L’America di Jarmusch da Palma d’oro

Il regista in gara col poetico “Paterson”. Da Nichols ci si aspettava di più

CANNES. C'è l'America di oggi e di ieri nei film di Jim Jarmusch e Jeff Nichols, passati nelle ultime ore al Festival di Cannes 2016. Una visione minimale e poetica quella di "Paterson", firmata dal regista di "Daunbailò" e "Coffee and Cigarettes", "Ghost Dog" e "Broken Flowers", "Dead Man" e "Only Lovers Left Alive", inserito quest'anno per la decima volta nella selezione ufficiale; più tesa e sofferta quella di Nichols in "Loving", ambientato nelle assolate campagne della Virginia sul finire degli anni '50. Meriterebbe la Palma Jarmusch, tra i registi più anarchici del cinema contemporaneo, capace di prendere il volo con una storia piccola, ipnotica e leggera, scandita dalle consolidate abitudini quotidiane in cui si nasconde, agli occhi di chi la vuol vedere, la poesia. Paterson è il nome del protagonista (sublime Adam Driver), che di mestiere guida gli autobus e per diletto annota versi su un quadernetto. Ma è anche il nome di una località del New Jersey che in passato ha ospitato la creatività di William Carlos Williams e di Allen Ginsberg. È qui che vive Paterson, assieme alla fidanzata e al suo cane. Ogni giorno si alza alla stessa ora e al volante del suo mezzo percorre le strade osservando l'America delle periferie e l'umanità che vi abita. Jarmusch riflette sul suo Paese ma anche sul gesto artistico, sul linguaggio e sulla straordinaria capacità di guardare il mondo, cogliendone la magia dell'effimero. Magistrale.

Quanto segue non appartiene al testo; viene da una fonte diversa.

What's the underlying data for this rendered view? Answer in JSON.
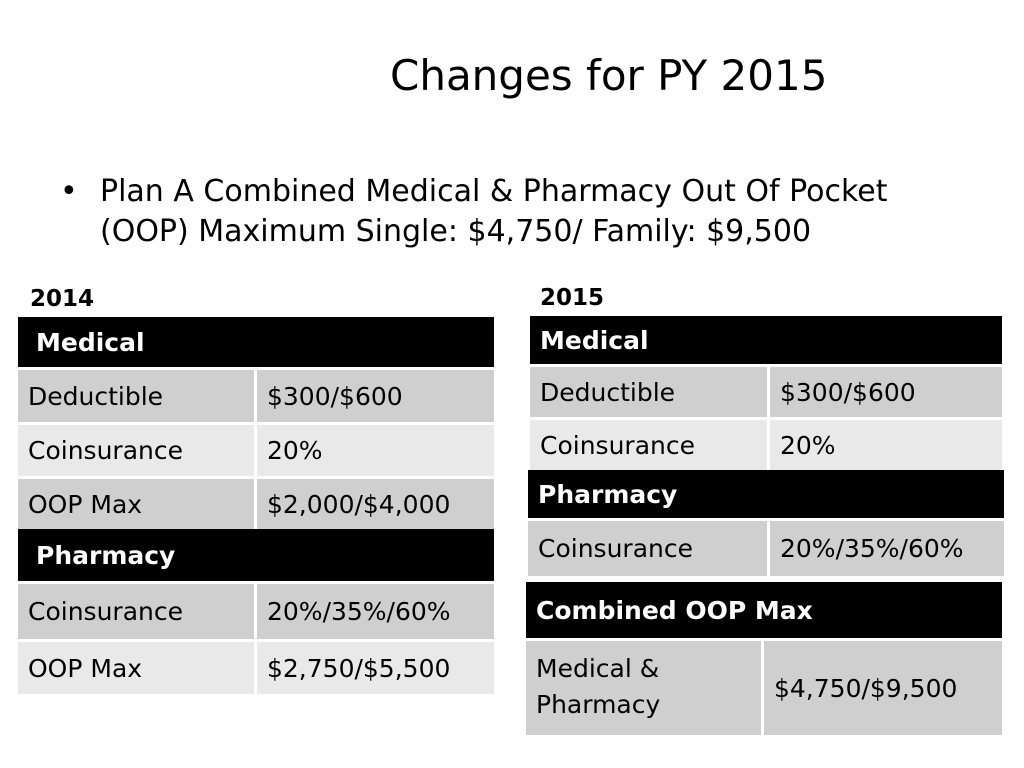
{
  "slide": {
    "title": "Changes for PY 2015",
    "bullet_char": "•",
    "bullet_line1": "Plan A Combined Medical & Pharmacy Out Of Pocket",
    "bullet_line2": "(OOP) Maximum  Single:  $4,750/ Family: $9,500"
  },
  "table_2014": {
    "year": "2014",
    "medical_header": "Medical",
    "medical_rows": [
      {
        "label": "Deductible",
        "value": "$300/$600"
      },
      {
        "label": "Coinsurance",
        "value": "20%"
      },
      {
        "label": "OOP Max",
        "value": "$2,000/$4,000"
      }
    ],
    "pharmacy_header": "Pharmacy",
    "pharmacy_rows": [
      {
        "label": "Coinsurance",
        "value": "20%/35%/60%"
      },
      {
        "label": "OOP Max",
        "value": "$2,750/$5,500"
      }
    ]
  },
  "table_2015": {
    "year": "2015",
    "medical_header": "Medical",
    "medical_rows": [
      {
        "label": "Deductible",
        "value": "$300/$600"
      },
      {
        "label": "Coinsurance",
        "value": "20%"
      }
    ],
    "pharmacy_header": "Pharmacy",
    "pharmacy_rows": [
      {
        "label": "Coinsurance",
        "value": "20%/35%/60%"
      }
    ],
    "combined_header": "Combined OOP Max",
    "combined_label_line1": "Medical &",
    "combined_label_line2": "Pharmacy",
    "combined_value": "$4,750/$9,500"
  }
}
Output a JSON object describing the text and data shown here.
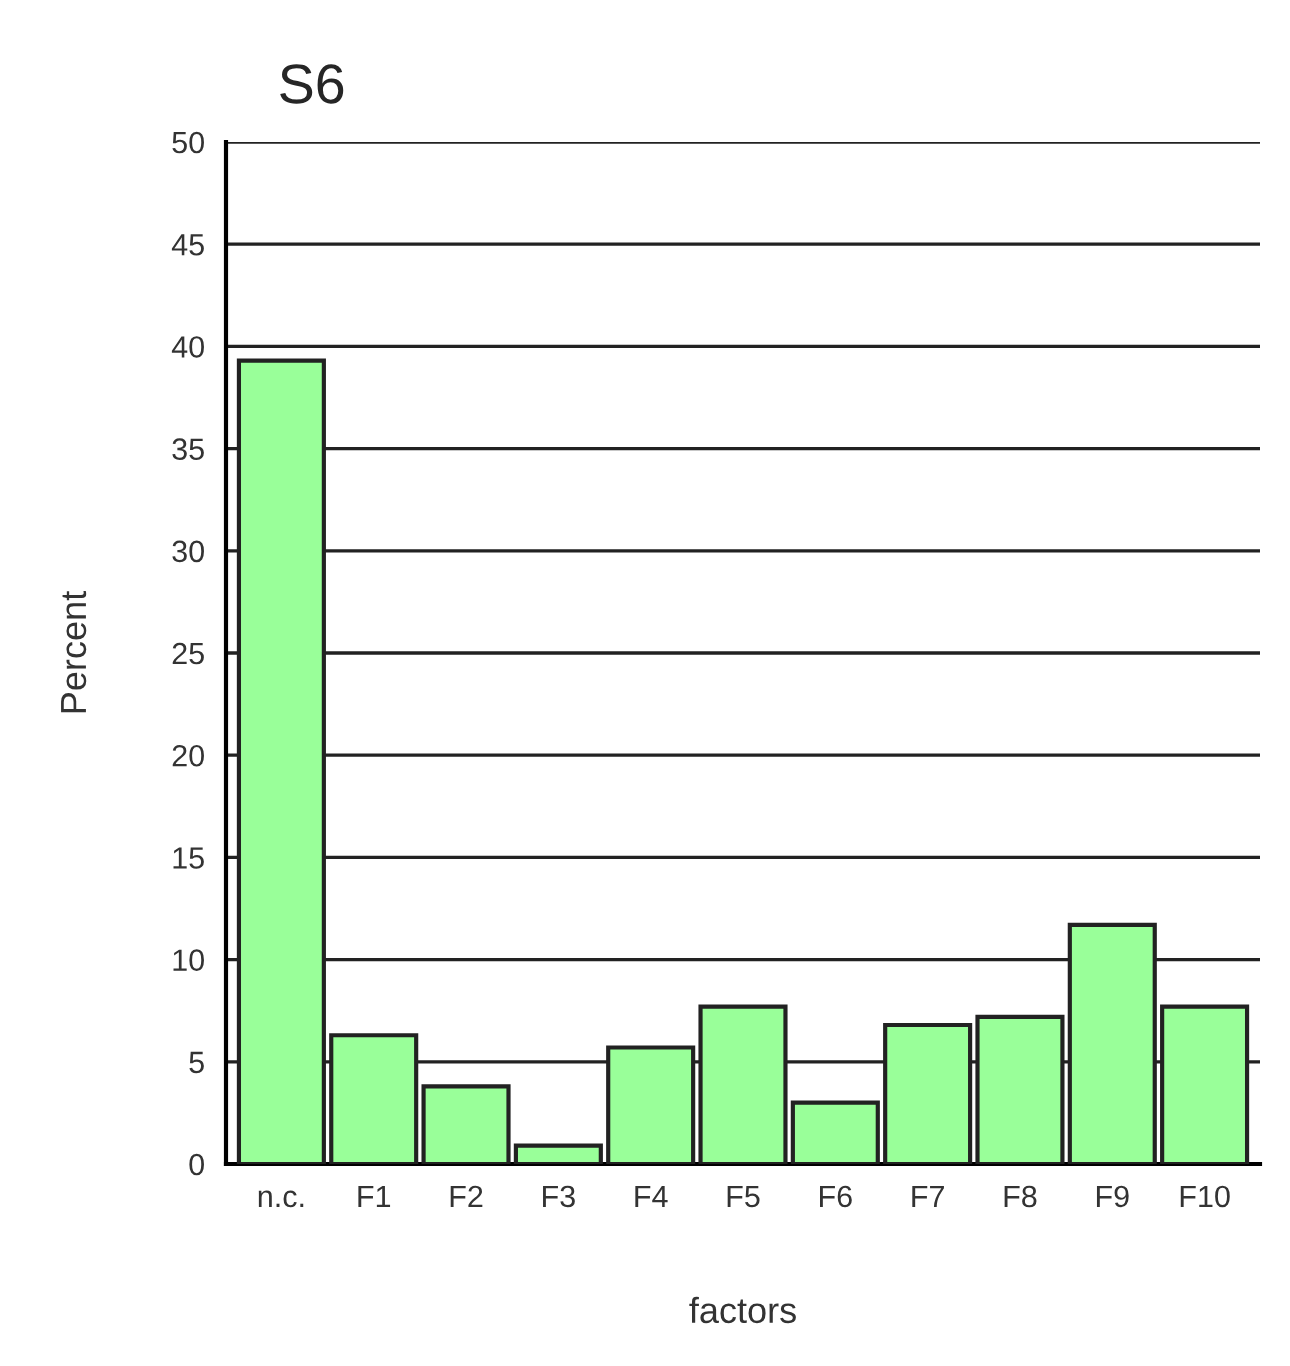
{
  "chart_data": {
    "type": "bar",
    "title": "S6",
    "xlabel": "factors",
    "ylabel": "Percent",
    "categories": [
      "n.c.",
      "F1",
      "F2",
      "F3",
      "F4",
      "F5",
      "F6",
      "F7",
      "F8",
      "F9",
      "F10"
    ],
    "values": [
      39.3,
      6.3,
      3.8,
      0.9,
      5.7,
      7.7,
      3.0,
      6.8,
      7.2,
      11.7,
      7.7
    ],
    "color": "#99ff99",
    "ylim": [
      0,
      50
    ],
    "yticks": [
      0,
      5,
      10,
      15,
      20,
      25,
      30,
      35,
      40,
      45,
      50
    ],
    "grid": "y",
    "legend": false
  }
}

L'America di Nichols è invece quella segregazionista degli anni '50 che non ammette le unioni tra bianchi e neri. Ma Mildred e Jordan Loving (realmente esistiti e qui interpretati da Ruth Negga e Joel Edgerton), innamorati l'uno dell'altra e intenzionati a formare una famiglia, decidono di sposarsi. Una scelta contro la "morale" dell'epoca che sconteranno con la prigione e con l'imposizione di un lungo esilio lontano dagli affetti, interrotto dalla rivendicazione dei propri diritti. Il film è più che onesto, ma da Nichols ci si aspettava qualcosa in più.